Now it’s time for a bit of truth in the Chase Utley saga. Over the past three seasons, Chase hasn’t exactly proven to be the clutch, line-drive home-run-hitting, exciting player that he was in the past. Of course, we see glimpses of vintage Chase Utley often, but is he really the same player anymore?
After a multitude of long-term injuries, extensive hitting slumps, and sloppy defensive plays, some people are starting to believe that Chase Utley may have reached his breaking point. If you’re one of those fans who want to be slightly blinded by Chase’s charm, take a look at some statistics. You know what they say—statistics just don’t lie.
Chase Utley Stats Chart:
Clearly, Chase has been experiencing a downward trend in offense since 2007. Since then, he has gradually worsened in vital aspects of the game—like total bases, slugging percentage, hits, runs batted in, games played, and his batting average. The only stat that maintained better production from 2007-2009 was his home run total—reaching a career high in 2009 with 33, but still failing to reach even half that in 2010.
Another concern with Chase is his aforementioned injury problems. If there was one thing that could spoil the greatly anticipated 2011 season, it would be an injury to a key player like Utley.

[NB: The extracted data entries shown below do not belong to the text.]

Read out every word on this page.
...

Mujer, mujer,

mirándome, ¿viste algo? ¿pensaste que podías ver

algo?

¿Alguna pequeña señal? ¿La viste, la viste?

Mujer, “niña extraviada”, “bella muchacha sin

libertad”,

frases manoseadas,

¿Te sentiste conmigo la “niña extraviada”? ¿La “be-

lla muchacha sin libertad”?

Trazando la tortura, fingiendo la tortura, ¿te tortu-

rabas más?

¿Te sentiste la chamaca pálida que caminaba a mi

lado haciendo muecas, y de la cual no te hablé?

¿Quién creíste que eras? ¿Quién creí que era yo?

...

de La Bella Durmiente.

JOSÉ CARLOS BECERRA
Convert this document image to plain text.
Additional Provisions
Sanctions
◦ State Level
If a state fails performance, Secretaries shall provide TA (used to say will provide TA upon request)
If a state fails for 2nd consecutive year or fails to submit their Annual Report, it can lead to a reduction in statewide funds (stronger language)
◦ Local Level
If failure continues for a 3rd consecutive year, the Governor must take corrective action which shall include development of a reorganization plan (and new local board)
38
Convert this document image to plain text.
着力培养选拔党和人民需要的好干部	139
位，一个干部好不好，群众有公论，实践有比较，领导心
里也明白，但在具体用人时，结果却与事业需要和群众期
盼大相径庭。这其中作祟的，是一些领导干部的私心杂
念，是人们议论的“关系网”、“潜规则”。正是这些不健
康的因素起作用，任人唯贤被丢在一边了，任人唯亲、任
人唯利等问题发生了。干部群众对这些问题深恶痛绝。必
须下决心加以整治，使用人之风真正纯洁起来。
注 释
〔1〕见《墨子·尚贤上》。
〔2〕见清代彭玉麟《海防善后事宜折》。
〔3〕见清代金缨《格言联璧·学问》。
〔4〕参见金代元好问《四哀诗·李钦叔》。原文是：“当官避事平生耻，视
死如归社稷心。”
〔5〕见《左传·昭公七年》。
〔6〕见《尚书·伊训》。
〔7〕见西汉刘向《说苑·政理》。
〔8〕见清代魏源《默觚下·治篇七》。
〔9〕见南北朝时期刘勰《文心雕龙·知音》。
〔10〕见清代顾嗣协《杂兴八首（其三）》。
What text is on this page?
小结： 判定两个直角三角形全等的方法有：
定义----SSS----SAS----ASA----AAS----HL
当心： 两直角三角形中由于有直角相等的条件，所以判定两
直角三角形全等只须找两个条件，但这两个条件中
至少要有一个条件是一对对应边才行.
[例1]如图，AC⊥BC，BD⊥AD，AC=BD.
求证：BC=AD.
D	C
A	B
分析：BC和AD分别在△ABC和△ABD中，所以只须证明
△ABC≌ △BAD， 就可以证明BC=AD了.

With Chase already entering into Spring Training 2011 with soreness—unable to even play in a game yet—he has the team, Charlie Manuel, and, most importantly, his fans wondering if he will ever truly reach his MVP-caliber self once again. Is he really the player everyone thought he was, or will he continue his downward spiral?
Only time will tell.
Hopefully, Chase will see some game action soon so the concerns about his health can be eliminated. Then he can begin the journey towards an injury-free season—one filled with those oh-so-special moments where we realize that Chase Utley really is the man.